The investment firm of JB Pritzker, the Democratic nominee for governor of Illinois, purchased a company that eventually settled a lawsuit with the U.S. Department of Labor for failing to fully pay employees their wages and overtime pay.
The same company, Apollo Industries, is also believed to be under investigation for a major chemical spill in the Chattahoochee River in north Georgia.
According to court filings, the allegations of wage theft by Apollo Industries (since renamed Plaze) date back to 2012.
A company already owned by Pritzker took over Apollo Industries in November of 2015. The Labor Department filed suit against the company in February 2016, accusing it of "failing to pay employees for some hours worked in some work weeks and failing to compensate some employees at a rate of at least $7.25 per hour," and "failing to pay additional compensation to employees when they worked more than 40 hours in a work week."
Over 190 employees were listed in the court file seeking back pay.
While still under Pritzker's control, the company initially disputed the charges but then agreed to a judgment by the court in March of 2017 and was ordered to pay more than $110,000 in back wages and damages. Other court documents show that about two dozen of the workers received more than $1,000 at the conclusion of the case.
Pritzker's website, under "issues," offers the following summary of Pritzker's stance on wage theft:
[Illinois Governor Bruce] Rauner wants to help business at the expense of workers. Governor Rauner’s extreme "turnaround agenda" fails to acknowledge the enforcement and investigative work that must be done to protect workers.
JB understands that worker misclassification and wage theft hurt workers and business. JB supports full enforcement of the 2010 Illinois Wage Theft Enforcement Act, which strengthens worker protections, and improving accountability measures for employers that improperly pay their employees. JB will appoint a Director of the Department of Labor who will relentlessly enforce all laws and direct the Joint Misclassification Enforcement Task Force to actively investigate and penalize employers who are in violation of the law.

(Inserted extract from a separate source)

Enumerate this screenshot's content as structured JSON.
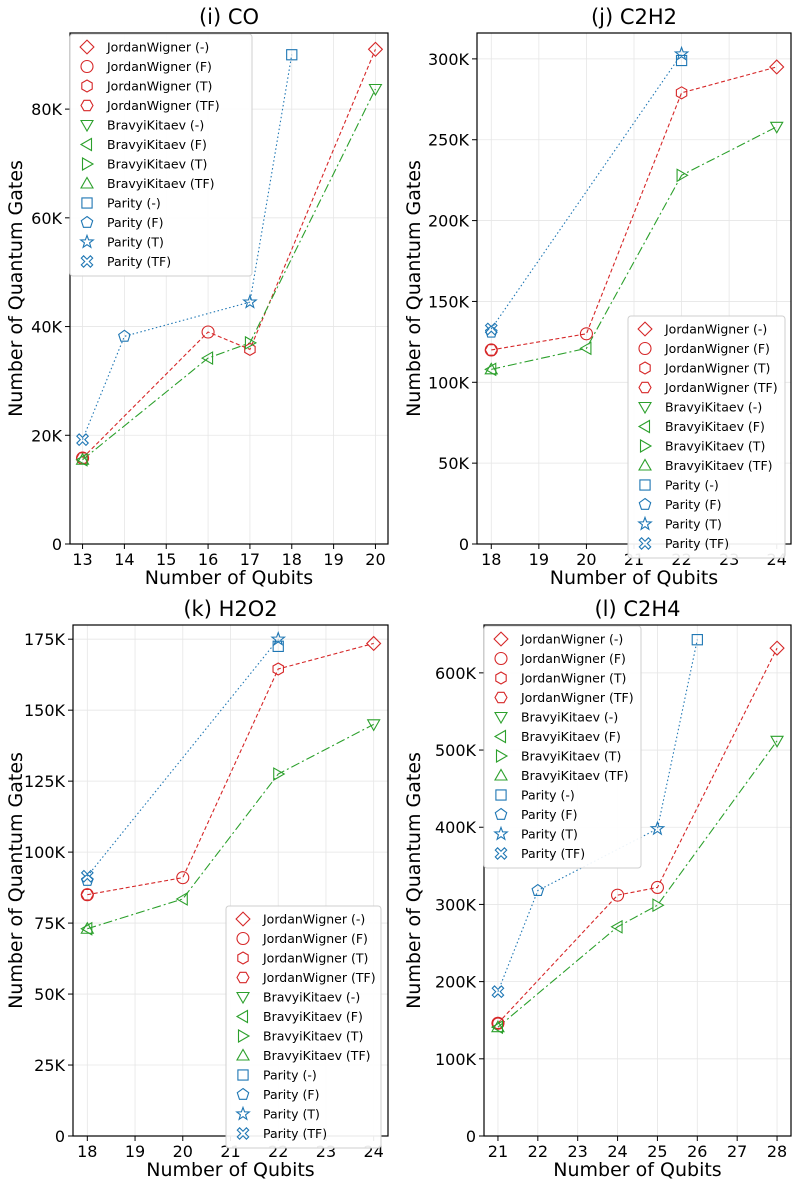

The Pritzker campaign did not respond to a request for comment.
Apollo Industries again earned headlines after a chemical spill in the Chattahoochee River was traced back to an Apollo plant in Smyrna, Georgia, in August 2016.
According to Fox 5 in Atlanta, "[t]he company confirmed that an estimated 2,300 gallons of carburetor cleaner leaked from its tank, out of the building and into a creek," which then fed into the Chattahoochee River.
Numerous media outlets in Georgia reported that the EPA had begun a criminal investigation into the spill, and the company suspended parts of its operations for a time while investigating the cause but also working with the EPA on a cleanup.
Emails to the company requesting comment were not returned.
Pritzker won the Democratic nomination for governor on March 20. The Illinois businessman comes from one of the wealthiest families in America, and his own net worth is valued at approximately $3.5 billion, according to Forbes.
Pritzker's critics suggested that the party establishment unfairly tipped the scales in his favor.
"An inevitable candidate. Accusations of a rigged primary. Early commitments from organized labor," Politico reported in December. "The Illinois Democratic primary for governor sounds a lot like Hillary Clinton's 2016 presidential primary campaign — which didn't end up well for the party."
Governor Rauner (R.) was more direct.
"He [Pritzker] has rigged his Democratic primary. He has rigged it, ladies and gentlemen. If you guys won’t report it, shame on you," Rauner told a group of reporters at the time. "He has rigged the system; he controls it. It's a Mafia protection racket."
Because both Rauner and Pritzker are wealthy businessmen who can contribute heavily to their own campaigns, the Illinois governor's race is expected to be one of the most expensive contests in the country this year.